The stranding, the biggest on record in modern Australia, has drawn attention to a natural phenomenon that remains largely a mystery to scientists
Rescuers were trying to save the few remaining long-finned pilot whales still floundering in shallow waters off the Australian coast on Friday in one of the world's biggest mass whale strandings.
With time running out for up to 20 breathing mammals still trapped in rugged Macquarie Harbour in Tasmania, rescuers had managed to save about 94 of the 470-strong pod while around 380 had died.
"We haven't dealt with a stranding of this type before (and) we are getting up to 94 animals released - that is one hell of an effort," said Kris Carlyon, a marine conservation biologist advising the government's response.
Most of the released whales, a gregarious species that lives in deep waters, were expected to "regroup" and recover from the traumatic event, Carlyon said, but a number of them had returned to the sandbar and died.
The rescue attempt, which has involved a team of more than 100 rescuers, volunteers and police, would continue through Friday and Saturday to try to save the last few animals, officials said.
Authorities were also attempting to contain the carcasses of the dead whales, at least one of which had been found mauled by predators. The bodies were being separated into groups and enclosed with water booms to try keep them in one place, as officials prepare to dispose them at sea.

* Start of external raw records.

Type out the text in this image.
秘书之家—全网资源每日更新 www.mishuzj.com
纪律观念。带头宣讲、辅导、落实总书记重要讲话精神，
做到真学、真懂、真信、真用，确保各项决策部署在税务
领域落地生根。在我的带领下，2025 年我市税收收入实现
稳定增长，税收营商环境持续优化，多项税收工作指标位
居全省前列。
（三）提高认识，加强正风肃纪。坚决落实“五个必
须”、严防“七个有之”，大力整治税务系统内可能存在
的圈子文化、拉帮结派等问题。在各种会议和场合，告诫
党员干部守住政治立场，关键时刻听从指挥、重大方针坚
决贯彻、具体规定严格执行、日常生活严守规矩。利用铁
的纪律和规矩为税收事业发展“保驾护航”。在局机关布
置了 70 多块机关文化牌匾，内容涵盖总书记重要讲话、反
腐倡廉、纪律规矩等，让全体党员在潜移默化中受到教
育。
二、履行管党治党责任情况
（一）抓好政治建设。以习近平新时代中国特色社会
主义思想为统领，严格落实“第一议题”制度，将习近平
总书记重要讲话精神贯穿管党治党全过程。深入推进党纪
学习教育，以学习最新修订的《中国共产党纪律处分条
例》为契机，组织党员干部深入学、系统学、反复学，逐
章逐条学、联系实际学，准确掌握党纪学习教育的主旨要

"We've certainly had one carcass that's been chomped and another report of sharks further up the coast," said Nic Deka, the incident controller for the state government's Parks and Wildlife Service.
"There are sharks around, their numbers may increase with the carcasses in the sea but we are doing a few things to try and get them to decompose and break down more quickly so that if that is an issue it's an issue for less time."
The stranding, the biggest on record in modern Australia and one of the largest in the world, has drawn attention to a natural phenomenon that remains largely a mystery to scientists.